Dans un premier temps, l'azote va être en effet stocké sous forme organique et absorbé par les couverts. Si cet effet permet de limiter le lessivage de l'azote minéral, il réduit aussi l'azote disponible pour la culture, ce qui demande une gestion particulière de la fertilisation. En Suisse, un essai de longue durée compare des parcelles en labour et en semis direct depuis 1994. Les résultats font apparaître qu'il est nécessaire d'apporter un supplément de fertilisation azotée de 10 à 20 % les premières années pour ne pas pénaliser le rendement. La fertilisation localisée au semis peut paraître appropriée afin d'augmenter le niveau de fertilité autour de la jeune graine, qui sera souvent inférieur à une situation où le sol est travaillé.
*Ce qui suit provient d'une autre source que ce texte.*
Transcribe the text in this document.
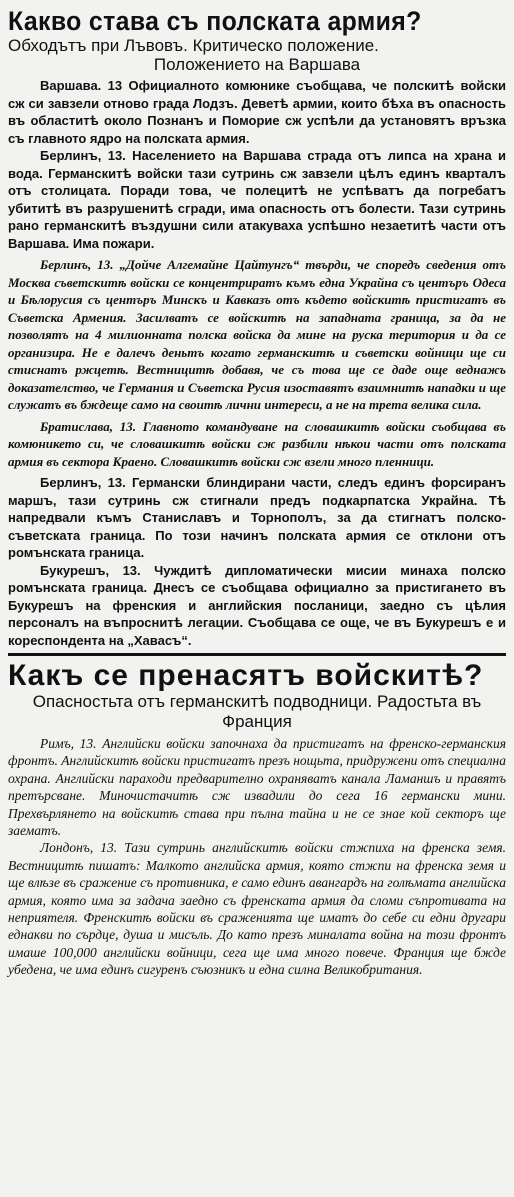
Какво става съ полската армия?

Обходътъ при Лъвовъ. Критическо положение.

Положението на Варшава

Варшава. 13 Официалното комюнике съобщава, че полскитѣ войски сж си завзели отново града Лодзъ. Деветѣ армии, които бѣха въ опасность въ областитѣ около Познанъ и Поморие сж успѣли да установятъ връзка съ главното ядро на полската армия.

Берлинъ, 13. Населението на Варшава страда отъ липса на храна и вода. Германскитѣ войски тази сутринь сж завзели цѣлъ единъ кварталъ отъ столицата. Поради това, че полецитѣ не успѣватъ да погребатъ убититѣ въ разрушенитѣ сгради, има опасность отъ болести. Тази сутринь рано германскитѣ въздушни сили атакуваха успѣшно незаетитѣ части отъ Варшава. Има пожари.

Берлинъ, 13. „Дойче Алгемайне Цайтунгъ“ твърди, че споредъ сведения отъ Москва съветскитѣ войски се концентриратъ къмъ една Украйна съ центъръ Одеса и Бѣлорусия съ центъръ Минскъ и Кавказъ отъ където войскитѣ пристигатъ въ Съветска Армения. Засилватъ се войскитѣ на западната граница, за да не позволятъ на 4 милионната полска войска да мине на руска територия и да се организира. Не е далечъ деньтъ когато германскитѣ и съветски войници ще си стиснатъ ржцетѣ. Вестницитѣ добавя, че съ това ще се даде още веднажъ доказателство, че Германия и Съветска Русия изоставятъ взаимнитѣ нападки и ще служатъ въ бждеще само на своитѣ лични интереси, а не на трета велика сила.

Братислава, 13. Главното командуване на словашкитѣ войски съобщава въ комюникето си, че словашкитѣ войски сж разбили нѣкои части отъ полската армия въ сектора Краено. Словашкитѣ войски сж взели много пленници.

Берлинъ, 13. Германски блиндирани части, следъ единъ форсиранъ маршъ, тази сутринь сж стигнали предъ подкарпатска Украйна. Тѣ напредвали къмъ Станиславъ и Торнополъ, за да стигнатъ полско-съветската граница. По този начинъ полската армия се отклони отъ ромънската граница.

Букурешъ, 13. Чуждитѣ дипломатически мисии минаха полско ромънската граница. Днесъ се съобщава официално за пристигането въ Букурешъ на френския и английския посланици, заедно съ цѣлия персоналъ на въпроснитѣ легации. Съобщава се още, че въ Букурешъ е и кореспондента на „Хавасъ“.

Какъ се пренасятъ войскитѣ?

Опасностьта отъ германскитѣ подводници. Радостьта въ Франция

Римъ, 13. Английски войски започнаха да пристигатъ на френско-германския фронтъ. Английскитѣ войски пристигатъ презъ нощьта, придружени отъ специална охрана. Английски параходи предварително охраняватъ канала Ламаншъ и правятъ претърсване. Миночистачитѣ сж извадили до сега 16 германски мини. Прехвърлянето на войскитѣ става при пълна тайна и не се знае кой секторъ ще заематъ.

Лондонъ, 13. Тази сутринь английскитѣ войски стжпиха на френска земя. Вестницитѣ пишатъ: Малкото английска армия, която стжпи на френска земя и ще влѣзе въ сражение съ противника, е само единъ авангардъ на голѣмата английска армия, която има за задача заедно съ френската армия да сломи съпротивата на неприятеля. Френскитѣ войски въ сраженията ще иматъ до себе си едни другари еднакви по сърдце, душа и мисъль. До като презъ миналата война на този фронтъ имаше 100,000 английски войници, сега ще има много повече. Франция ще бжде убедена, че има единъ сигуренъ съюзникъ и една силна Великобритания.
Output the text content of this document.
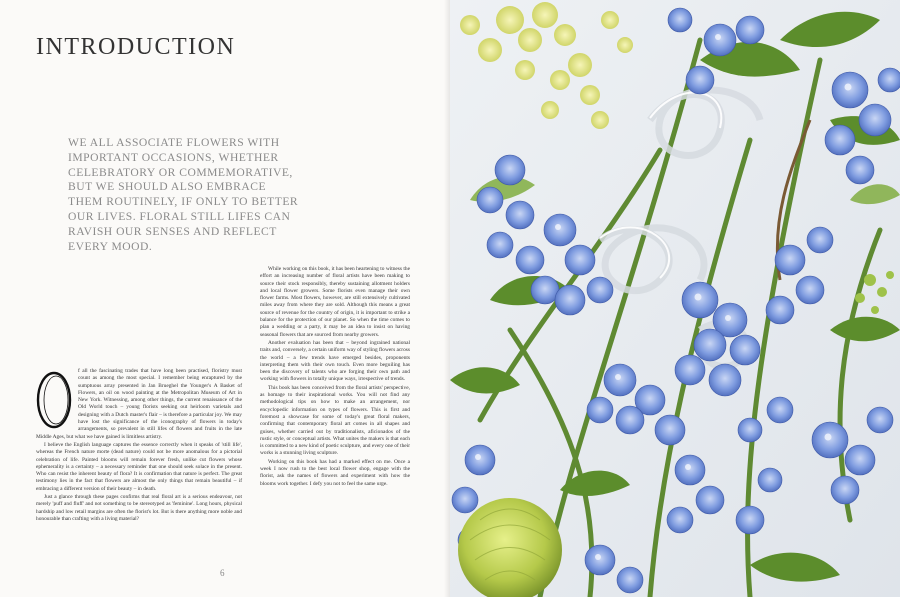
INTRODUCTION

WE ALL ASSOCIATE FLOWERS WITH IMPORTANT OCCASIONS, WHETHER CELEBRATORY OR COMMEMORATIVE, BUT WE SHOULD ALSO EMBRACE THEM ROUTINELY, IF ONLY TO BETTER OUR LIVES. FLORAL STILL LIFES CAN RAVISH OUR SENSES AND REFLECT EVERY MOOD.

f all the fascinating trades that have long been practised, floristry must count as among the most special. I remember being enraptured by the sumptuous array presented in Jan Brueghel the Younger's A Basket of Flowers, an oil on wood painting at the Metropolitan Museum of Art in New York. Witnessing, among other things, the current renaissance of the Old World touch – young florists seeking out heirloom varietals and designing with a Dutch master's flair – is therefore a particular joy. We may have lost the significance of the iconography of flowers in today's arrangements, so prevalent in still lifes of flowers and fruits in the late Middle Ages, but what we have gained is limitless artistry.

I believe the English language captures the essence correctly when it speaks of 'still life', whereas the French nature morte (dead nature) could not be more anomalous for a pictorial celebration of life. Painted blooms will remain forever fresh, unlike cut flowers whose ephemerality is a certainty – a necessary reminder that one should seek solace in the present. Who can resist the inherent beauty of flora? It is confirmation that nature is perfect. The great testimony lies in the fact that flowers are almost the only things that remain beautiful – if embracing a different version of their beauty – in death.

Just a glance through these pages confirms that real floral art is a serious endeavour, not merely 'puff and fluff' and not something to be stereotyped as 'feminine'. Long hours, physical hardship and low retail margins are often the florist's lot. But is there anything more noble and honourable than crafting with a living material?

While working on this book, it has been heartening to witness the effort an increasing number of floral artists have been making to source their stock responsibly, thereby sustaining allotment holders and local flower growers. Some florists even manage their own flower farms. Most flowers, however, are still extensively cultivated miles away from where they are sold. Although this means a great source of revenue for the country of origin, it is important to strike a balance for the protection of our planet. So when the time comes to plan a wedding or a party, it may be an idea to insist on having seasonal flowers that are sourced from nearby growers.

Another evaluation has been that – beyond ingrained national traits and, conversely, a certain uniform way of styling flowers across the world – a few trends have emerged besides, proponents interpreting them with their own touch. Even more beguiling has been the discovery of talents who are forging their own path and working with flowers in totally unique ways, irrespective of trends.

This book has been conceived from the floral artists' perspective, as homage to their inspirational works. You will not find any methodological tips on how to make an arrangement, nor encyclopedic information on types of flowers. This is first and foremost a showcase for some of today's great floral makers, confirming that contemporary floral art comes in all shapes and guises, whether carried out by traditionalists, aficionados of the rustic style, or conceptual artists. What unites the makers is that each is committed to a new kind of poetic sculpture, and every one of their works is a stunning living sculpture.

Working on this book has had a marked effect on me. Once a week I now rush to the best local flower shop, engage with the florist, ask the names of flowers and experiment with how the blooms work together. I defy you not to feel the same urge.

6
C'est également un moyen pour la plante de mieux compenser les éventuelles attaques de limaces et de concurrencer les adventices.

Selon la situation (rotation, type de sol...), la période de transition peut varier de cinq à dix ans avant d'atteindre un équilibre entre les entrées et les sorties du stock minéral. Contrairement à un système en labour avec introduction ponctuelle d'azote, la minéralisation se fait de manière plus continue et dure plus longtemps en systèmes de semis direct sous couvert. Les autres éléments, comme le phosphore et le potassium, ont tendance à se concentrer dans les premiers centimètres du sol. Les jeunes plantes se retrouvent donc directement dans un milieu enrichi en ces éléments, et il n'est pas nécessaire de surfertiliser.

(1) CasDar piloté par le Cétiom en 2009-2011 : tester la faisabilité et la durabilité des systèmes de cultures en réduisant le travail du sol.